Park Jin-hwan, the head of V Asset Management, stated, “The South Korean stock market is now in a period of structural growth driven by the semiconductor industry. There are predictions within the investment sector that the total operating profit of Samsung Electronics and SK Hynix may reach around 200 trillion Korean won this year.” He further noted, “It is evident that the earning potential of the local stock market is greater than it has ever been.”

Kang Dae-kwon, the chief executive of Life Asset Management, said, “Last year, a mechanical investment approach focused on major indices such as the Kospi 200 proved successful. However, from this year onward, differences among asset categories, countries, sectors, and individual stocks are expected to grow, highlighting the importance of stock-picking skills.” Kang noted that he is looking for chances in stocks related to governance that are currently experiencing a re-rating.

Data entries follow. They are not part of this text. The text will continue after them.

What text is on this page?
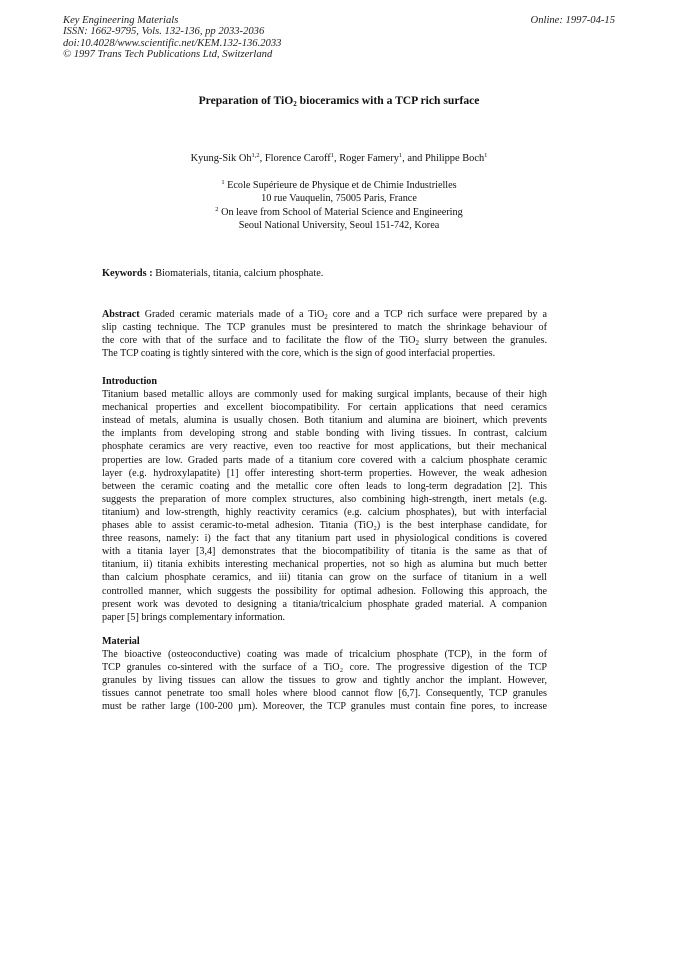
Key Engineering Materials
ISSN: 1662-9795, Vols. 132-136, pp 2033-2036
doi:10.4028/www.scientific.net/KEM.132-136.2033
© 1997 Trans Tech Publications Ltd, Switzerland
Online: 1997-04-15
Preparation of TiO$_2$ bioceramics with a TCP rich surface
Kyung-Sik Oh$^{1,2}$, Florence Caroff$^1$, Roger Famery$^1$, and Philippe Boch$^1$
$^1$ Ecole Supérieure de Physique et de Chimie Industrielles
10 rue Vauquelin, 75005 Paris, France
$^2$ On leave from School of Material Science and Engineering
Seoul National University, Seoul 151-742, Korea
Keywords : Biomaterials, titania, calcium phosphate.
Abstract Graded ceramic materials made of a TiO$_2$ core and a TCP rich surface were prepared by a
slip casting technique. The TCP granules must be presintered to match the shrinkage behaviour of
the core with that of the surface and to facilitate the flow of the TiO$_2$ slurry between the granules.
The TCP coating is tightly sintered with the core, which is the sign of good interfacial properties.
Introduction
Titanium based metallic alloys are commonly used for making surgical implants, because of their high
mechanical properties and excellent biocompatibility. For certain applications that need ceramics
instead of metals, alumina is usually chosen. Both titanium and alumina are bioinert, which prevents
the implants from developing strong and stable bonding with living tissues. In contrast, calcium
phosphate ceramics are very reactive, even too reactive for most applications, but their mechanical
properties are low. Graded parts made of a titanium core covered with a calcium phosphate ceramic
layer (e.g. hydroxylapatite) [1] offer interesting short-term properties. However, the weak adhesion
between the ceramic coating and the metallic core often leads to long-term degradation [2]. This
suggests the preparation of more complex structures, also combining high-strength, inert metals (e.g.
titanium) and low-strength, highly reactivity ceramics (e.g. calcium phosphates), but with interfacial
phases able to assist ceramic-to-metal adhesion. Titania (TiO₂) is the best interphase candidate, for
three reasons, namely: i) the fact that any titanium part used in physiological conditions is covered
with a titania layer [3,4] demonstrates that the biocompatibility of titania is the same as that of
titanium, ii) titania exhibits interesting mechanical properties, not so high as alumina but much better
than calcium phosphate ceramics, and iii) titania can grow on the surface of titanium in a well
controlled manner, which suggests the possibility for optimal adhesion. Following this approach, the
present work was devoted to designing a titania/tricalcium phosphate graded material. A companion
paper [5] brings complementary information.
Material
The bioactive (osteoconductive) coating was made of tricalcium phosphate (TCP), in the form of
TCP granules co-sintered with the surface of a TiO₂ core. The progressive digestion of the TCP
granules by living tissues can allow the tissues to grow and tightly anchor the implant. However,
tissues cannot penetrate too small holes where blood cannot flow [6,7]. Consequently, TCP granules
must be rather large (100-200 µm). Moreover, the TCP granules must contain fine pores, to increase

Some guidance suggests, “Don’t get off a running horse too soon.” Until the first half of the year, it’s important to keep an eye on the trend. However, when signs of a ‘peak-out’—when company earnings hit their highest point—start to appear, specialists indicate that investment approaches should be reconsidered.

Kim Joon-young, a researcher from iM Securities, stated in a recent report titled “Do Buy Kospi,” “During the semiconductor boom between 2016 and 2017, forecasts for Kospi earnings were quickly increased, yet the market moved into a flat period as growth decreased. Should indications of declining investor confidence in earnings projections emerge in the second half of the year, it may indicate a change in the market’s trend.”